More often than is acceptable, medical professionals faced with a disastorous result, try to hide the facts that may point to error on their part. Key records or laboratory reports may mysteriously disappear from the patient’s chart, leaving subsequent treating physicians – or attorneys and forensic experts – guessing at exactly what happened. Negative facts may be erased, or contrived facts added with an effort to make them look contemporaneous with the original recording.

When doctors are caught having tampered with records, an otherwise defensible medical malpractice case can become indefensible. It is impossible to know how often doctors or hospital personnel alter records after committing malpractice, and get away with it, depriving an injured patient of his rights. When the deception is uncovered, though, juries are apt to award larger damages than they may have otherwise, and insurers are much more eager to settle.
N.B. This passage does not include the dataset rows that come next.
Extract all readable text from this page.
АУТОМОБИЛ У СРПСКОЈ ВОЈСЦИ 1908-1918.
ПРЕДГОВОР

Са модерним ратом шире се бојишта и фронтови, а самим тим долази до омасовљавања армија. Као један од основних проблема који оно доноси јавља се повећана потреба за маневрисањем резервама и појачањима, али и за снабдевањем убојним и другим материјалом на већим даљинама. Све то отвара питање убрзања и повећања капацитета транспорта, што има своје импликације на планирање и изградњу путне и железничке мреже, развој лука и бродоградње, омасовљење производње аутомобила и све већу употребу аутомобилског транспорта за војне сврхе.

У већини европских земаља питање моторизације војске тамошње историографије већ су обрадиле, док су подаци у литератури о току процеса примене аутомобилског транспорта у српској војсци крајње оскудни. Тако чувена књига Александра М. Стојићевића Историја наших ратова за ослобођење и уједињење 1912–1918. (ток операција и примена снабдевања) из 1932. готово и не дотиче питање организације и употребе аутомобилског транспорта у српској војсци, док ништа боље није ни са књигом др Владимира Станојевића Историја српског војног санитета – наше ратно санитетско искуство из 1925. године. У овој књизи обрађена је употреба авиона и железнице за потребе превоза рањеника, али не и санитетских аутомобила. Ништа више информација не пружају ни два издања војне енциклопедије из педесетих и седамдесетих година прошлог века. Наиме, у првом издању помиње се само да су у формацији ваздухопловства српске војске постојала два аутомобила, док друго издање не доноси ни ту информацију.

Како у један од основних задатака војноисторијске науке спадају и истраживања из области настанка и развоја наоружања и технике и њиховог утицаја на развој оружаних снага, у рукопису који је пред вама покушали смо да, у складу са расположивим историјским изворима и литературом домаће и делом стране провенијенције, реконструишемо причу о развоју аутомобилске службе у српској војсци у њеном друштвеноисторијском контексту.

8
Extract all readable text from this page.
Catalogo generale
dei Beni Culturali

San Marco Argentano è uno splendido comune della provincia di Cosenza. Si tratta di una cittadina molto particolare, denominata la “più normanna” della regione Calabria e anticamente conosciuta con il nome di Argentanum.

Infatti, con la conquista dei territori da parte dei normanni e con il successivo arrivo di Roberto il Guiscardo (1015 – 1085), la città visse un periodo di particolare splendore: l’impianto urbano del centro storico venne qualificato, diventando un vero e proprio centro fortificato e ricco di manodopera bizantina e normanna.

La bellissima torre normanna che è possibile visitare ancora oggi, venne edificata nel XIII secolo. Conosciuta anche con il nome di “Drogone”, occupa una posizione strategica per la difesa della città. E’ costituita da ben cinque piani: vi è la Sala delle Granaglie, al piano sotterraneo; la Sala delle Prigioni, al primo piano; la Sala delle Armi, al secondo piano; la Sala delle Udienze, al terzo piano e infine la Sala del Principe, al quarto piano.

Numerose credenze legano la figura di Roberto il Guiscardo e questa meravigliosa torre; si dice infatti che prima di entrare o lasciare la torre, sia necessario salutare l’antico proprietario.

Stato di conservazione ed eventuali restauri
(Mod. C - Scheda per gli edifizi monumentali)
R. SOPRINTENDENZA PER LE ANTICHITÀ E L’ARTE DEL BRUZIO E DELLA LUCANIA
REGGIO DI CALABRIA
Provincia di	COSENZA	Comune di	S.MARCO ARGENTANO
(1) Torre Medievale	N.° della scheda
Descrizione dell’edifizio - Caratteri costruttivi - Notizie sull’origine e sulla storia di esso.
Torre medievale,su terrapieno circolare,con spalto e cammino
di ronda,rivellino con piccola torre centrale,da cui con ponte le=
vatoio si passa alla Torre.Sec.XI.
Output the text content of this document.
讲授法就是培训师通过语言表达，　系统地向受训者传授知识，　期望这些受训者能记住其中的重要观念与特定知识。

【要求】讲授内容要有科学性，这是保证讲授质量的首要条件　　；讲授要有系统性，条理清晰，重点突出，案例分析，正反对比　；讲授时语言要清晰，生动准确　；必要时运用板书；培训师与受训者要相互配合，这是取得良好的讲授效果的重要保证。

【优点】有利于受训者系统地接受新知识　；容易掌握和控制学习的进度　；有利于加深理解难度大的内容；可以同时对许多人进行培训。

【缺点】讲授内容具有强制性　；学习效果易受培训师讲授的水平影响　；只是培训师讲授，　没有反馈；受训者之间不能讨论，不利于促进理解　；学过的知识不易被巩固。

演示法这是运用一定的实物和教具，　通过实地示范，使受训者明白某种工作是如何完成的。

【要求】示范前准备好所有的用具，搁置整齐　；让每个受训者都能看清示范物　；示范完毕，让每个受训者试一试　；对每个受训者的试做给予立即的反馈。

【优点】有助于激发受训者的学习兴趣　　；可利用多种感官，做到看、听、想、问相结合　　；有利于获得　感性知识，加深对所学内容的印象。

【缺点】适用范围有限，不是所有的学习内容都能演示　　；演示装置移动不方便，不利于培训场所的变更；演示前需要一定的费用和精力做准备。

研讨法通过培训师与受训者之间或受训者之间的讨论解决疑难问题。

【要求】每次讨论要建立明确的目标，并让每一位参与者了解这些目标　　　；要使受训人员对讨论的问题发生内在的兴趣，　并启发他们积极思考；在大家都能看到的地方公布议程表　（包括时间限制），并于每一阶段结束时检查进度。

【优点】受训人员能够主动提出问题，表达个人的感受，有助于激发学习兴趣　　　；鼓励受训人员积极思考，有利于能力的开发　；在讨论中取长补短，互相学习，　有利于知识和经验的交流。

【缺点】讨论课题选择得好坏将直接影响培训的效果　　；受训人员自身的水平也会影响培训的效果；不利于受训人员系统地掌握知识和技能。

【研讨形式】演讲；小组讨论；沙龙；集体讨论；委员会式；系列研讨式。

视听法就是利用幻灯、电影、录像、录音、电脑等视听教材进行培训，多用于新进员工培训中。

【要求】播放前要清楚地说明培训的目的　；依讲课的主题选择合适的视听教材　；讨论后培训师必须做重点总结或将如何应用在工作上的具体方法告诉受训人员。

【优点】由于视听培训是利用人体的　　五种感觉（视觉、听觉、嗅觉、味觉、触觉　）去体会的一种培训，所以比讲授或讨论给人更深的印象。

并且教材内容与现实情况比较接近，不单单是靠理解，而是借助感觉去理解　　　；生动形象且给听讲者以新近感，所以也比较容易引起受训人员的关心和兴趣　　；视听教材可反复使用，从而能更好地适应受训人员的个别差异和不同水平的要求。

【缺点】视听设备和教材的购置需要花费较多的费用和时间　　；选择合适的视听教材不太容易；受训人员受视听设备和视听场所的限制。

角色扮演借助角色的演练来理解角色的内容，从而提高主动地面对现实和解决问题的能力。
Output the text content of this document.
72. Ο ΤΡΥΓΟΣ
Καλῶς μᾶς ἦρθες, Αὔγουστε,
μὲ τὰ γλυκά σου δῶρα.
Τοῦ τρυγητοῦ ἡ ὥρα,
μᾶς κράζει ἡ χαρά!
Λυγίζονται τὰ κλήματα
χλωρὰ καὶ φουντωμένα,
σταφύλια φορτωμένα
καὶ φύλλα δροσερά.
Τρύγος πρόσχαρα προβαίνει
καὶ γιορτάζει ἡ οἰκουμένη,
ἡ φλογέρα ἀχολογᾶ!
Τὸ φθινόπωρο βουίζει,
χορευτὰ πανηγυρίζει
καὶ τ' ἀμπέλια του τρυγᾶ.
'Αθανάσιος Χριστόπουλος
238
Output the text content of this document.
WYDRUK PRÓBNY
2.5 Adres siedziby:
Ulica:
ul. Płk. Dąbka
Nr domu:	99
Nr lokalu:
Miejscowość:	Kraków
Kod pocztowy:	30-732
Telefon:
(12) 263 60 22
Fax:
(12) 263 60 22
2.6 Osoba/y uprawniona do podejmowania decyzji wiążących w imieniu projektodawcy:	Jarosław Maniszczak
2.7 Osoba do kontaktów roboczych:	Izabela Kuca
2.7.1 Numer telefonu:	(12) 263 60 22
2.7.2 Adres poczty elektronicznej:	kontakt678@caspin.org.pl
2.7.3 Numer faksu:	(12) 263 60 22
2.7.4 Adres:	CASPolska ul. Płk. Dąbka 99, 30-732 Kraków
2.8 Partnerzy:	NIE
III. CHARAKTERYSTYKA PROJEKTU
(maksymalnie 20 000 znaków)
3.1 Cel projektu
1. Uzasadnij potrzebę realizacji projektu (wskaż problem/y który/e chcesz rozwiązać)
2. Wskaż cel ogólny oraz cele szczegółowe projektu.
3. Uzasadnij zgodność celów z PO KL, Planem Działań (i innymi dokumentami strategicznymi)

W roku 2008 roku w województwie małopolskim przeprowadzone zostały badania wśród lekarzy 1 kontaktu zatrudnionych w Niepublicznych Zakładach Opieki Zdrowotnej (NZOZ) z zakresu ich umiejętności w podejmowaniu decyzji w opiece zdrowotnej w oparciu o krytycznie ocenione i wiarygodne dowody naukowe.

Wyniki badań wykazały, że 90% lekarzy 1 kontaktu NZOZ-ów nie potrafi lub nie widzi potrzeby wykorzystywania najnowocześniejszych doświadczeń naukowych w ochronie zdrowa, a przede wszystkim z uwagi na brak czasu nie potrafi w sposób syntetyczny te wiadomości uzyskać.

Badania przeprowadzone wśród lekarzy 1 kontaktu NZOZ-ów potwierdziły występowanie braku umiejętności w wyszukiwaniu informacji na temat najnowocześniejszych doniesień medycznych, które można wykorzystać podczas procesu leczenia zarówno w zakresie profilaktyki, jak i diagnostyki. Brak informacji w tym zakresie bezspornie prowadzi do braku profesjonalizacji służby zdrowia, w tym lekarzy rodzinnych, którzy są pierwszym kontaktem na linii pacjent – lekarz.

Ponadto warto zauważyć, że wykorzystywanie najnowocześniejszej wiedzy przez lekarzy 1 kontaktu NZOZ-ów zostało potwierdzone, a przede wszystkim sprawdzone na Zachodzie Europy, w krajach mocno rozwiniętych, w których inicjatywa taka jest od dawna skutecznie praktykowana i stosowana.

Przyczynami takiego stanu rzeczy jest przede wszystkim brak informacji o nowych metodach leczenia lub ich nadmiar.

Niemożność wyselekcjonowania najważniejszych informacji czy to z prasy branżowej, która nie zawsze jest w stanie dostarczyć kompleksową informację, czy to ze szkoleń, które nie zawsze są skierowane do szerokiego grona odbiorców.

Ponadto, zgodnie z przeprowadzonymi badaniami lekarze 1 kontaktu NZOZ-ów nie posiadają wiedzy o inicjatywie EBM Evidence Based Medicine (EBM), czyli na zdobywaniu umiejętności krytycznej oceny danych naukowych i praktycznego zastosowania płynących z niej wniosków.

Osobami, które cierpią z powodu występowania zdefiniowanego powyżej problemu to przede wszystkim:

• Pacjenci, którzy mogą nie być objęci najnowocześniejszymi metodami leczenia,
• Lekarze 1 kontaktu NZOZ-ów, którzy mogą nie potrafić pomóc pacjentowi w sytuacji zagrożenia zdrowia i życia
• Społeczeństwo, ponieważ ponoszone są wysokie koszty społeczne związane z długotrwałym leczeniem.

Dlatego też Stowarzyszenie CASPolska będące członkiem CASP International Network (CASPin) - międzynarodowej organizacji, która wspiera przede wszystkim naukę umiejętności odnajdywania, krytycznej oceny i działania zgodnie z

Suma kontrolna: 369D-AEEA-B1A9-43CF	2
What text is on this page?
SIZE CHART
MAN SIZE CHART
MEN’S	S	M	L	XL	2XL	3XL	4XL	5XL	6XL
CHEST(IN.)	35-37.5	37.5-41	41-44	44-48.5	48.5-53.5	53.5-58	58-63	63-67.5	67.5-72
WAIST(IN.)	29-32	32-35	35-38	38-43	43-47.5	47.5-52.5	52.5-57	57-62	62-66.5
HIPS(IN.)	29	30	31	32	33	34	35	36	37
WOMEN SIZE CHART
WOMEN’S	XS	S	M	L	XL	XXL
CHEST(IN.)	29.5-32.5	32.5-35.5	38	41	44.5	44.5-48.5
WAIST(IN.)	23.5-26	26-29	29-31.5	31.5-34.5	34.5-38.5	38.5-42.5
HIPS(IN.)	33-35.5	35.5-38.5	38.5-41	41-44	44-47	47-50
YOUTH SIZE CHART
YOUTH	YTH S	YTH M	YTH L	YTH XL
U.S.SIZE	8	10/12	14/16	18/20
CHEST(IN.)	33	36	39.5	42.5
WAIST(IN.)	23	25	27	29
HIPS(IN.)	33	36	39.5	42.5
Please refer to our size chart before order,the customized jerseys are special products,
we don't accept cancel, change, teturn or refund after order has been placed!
Doctored records can be uncovered in a number of ways. Sometimes, the alteration is obvious even to an untrained eye, and when the doctor is deposed, his explanation for the change is implausible. If the alteration was handwritten and occurred long enough after the original recordation, a document examiner may be able to show that the notations were made at different times, by analysis of the ink used or the handwriting itself. And as I mentioned in my earlier blog, sometimes two versions of the same record are uncovered – rare, but devastating to the defense. In most states, a judge will instruct jurors that they may infer from deceptive alterations of medical records, a belief on the part of the phsycian that he had committed a medical error. Attorneys should be alert for the possibility of document alteration in every medical malpractice case. When discovered, alteration greatly increases the value of any recovery.